The error was a connection timeout, intermittent, about one request in fifty, and I was completely certain it was a race in our connection pool. I knew this the way you know things at 9am with not enough coffee in you: confidently and wrongly.
So I read the pool code. I added counters. I wrote a little reproduction that hammered it with a thousand concurrent requests, and it sat there serenely, never timing out once. The reproduction was faster and angrier than production and it could not be made to fail. That should have told me something straight away, but I'd already decided what the bug was, so I just assumed my reproduction wasn't realistic enough.

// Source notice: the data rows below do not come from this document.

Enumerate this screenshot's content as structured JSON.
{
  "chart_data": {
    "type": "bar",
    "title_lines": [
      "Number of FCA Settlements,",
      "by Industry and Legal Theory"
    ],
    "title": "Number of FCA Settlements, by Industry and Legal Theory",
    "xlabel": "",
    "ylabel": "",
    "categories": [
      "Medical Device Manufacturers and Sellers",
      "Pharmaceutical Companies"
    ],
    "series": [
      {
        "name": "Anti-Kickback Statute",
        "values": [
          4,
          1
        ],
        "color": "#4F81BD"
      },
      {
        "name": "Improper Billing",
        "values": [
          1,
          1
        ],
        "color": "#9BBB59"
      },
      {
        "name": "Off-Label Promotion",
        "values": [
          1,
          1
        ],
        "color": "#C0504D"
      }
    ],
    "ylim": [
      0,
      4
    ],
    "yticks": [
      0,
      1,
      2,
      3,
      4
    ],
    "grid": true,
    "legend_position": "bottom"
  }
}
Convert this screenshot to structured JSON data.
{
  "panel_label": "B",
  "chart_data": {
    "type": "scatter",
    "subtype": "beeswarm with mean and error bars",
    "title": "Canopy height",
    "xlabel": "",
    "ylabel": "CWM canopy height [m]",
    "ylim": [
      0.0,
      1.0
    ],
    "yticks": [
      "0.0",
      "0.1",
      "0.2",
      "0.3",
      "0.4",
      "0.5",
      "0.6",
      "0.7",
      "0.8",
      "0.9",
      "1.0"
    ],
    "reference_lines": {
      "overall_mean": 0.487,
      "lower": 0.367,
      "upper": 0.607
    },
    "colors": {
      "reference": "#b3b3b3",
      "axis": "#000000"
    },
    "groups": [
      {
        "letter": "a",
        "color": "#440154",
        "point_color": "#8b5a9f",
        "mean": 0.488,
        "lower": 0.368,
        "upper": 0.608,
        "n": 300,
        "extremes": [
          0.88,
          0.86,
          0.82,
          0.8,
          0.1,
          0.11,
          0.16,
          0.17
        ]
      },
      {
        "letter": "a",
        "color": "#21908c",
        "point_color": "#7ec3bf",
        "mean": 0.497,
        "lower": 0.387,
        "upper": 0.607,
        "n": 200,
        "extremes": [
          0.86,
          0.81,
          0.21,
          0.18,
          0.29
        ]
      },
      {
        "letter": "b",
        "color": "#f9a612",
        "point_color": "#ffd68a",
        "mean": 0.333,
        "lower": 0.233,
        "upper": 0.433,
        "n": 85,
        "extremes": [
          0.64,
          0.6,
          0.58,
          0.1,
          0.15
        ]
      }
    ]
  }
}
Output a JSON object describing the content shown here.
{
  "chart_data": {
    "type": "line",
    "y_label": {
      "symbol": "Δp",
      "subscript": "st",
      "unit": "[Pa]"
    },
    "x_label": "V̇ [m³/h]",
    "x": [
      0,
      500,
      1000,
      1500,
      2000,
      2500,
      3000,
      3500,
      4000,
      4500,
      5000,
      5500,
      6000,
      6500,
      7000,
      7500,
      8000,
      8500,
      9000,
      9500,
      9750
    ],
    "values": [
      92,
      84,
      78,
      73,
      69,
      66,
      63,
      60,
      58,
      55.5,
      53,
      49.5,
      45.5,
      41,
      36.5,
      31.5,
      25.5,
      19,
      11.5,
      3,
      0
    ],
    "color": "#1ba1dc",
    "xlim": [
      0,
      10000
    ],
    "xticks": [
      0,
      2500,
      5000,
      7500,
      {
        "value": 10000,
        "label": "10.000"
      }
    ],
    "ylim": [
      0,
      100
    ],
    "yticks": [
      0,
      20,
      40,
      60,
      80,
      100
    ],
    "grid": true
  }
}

It wasn't a race. It was DNS. The service talked to a backend by hostname, and one of the resolvers in /etc/resolv.conf was a stale entry pointing at a box that had been decommissioned weeks before. Most lookups hit the first resolver and returned instantly. Occasionally one fell through to the dead one, sat there for the full five-second timeout, then retried. One request in fifty, five seconds, looks exactly like a timeout under load. It was never load. It was a resolv.conf nobody had touched since the migration.
The fix was a one-line deletion. The lesson was that I'd spent two days debugging the code because I'd decided, before looking at anything, that the code was where the bug lived. The code was fine. My assumptions were the bug. I now try to make myself state, out loud, "what am I assuming is true here that I haven't actually checked?" It is a stupid little ritual and it would have saved me a day and a half.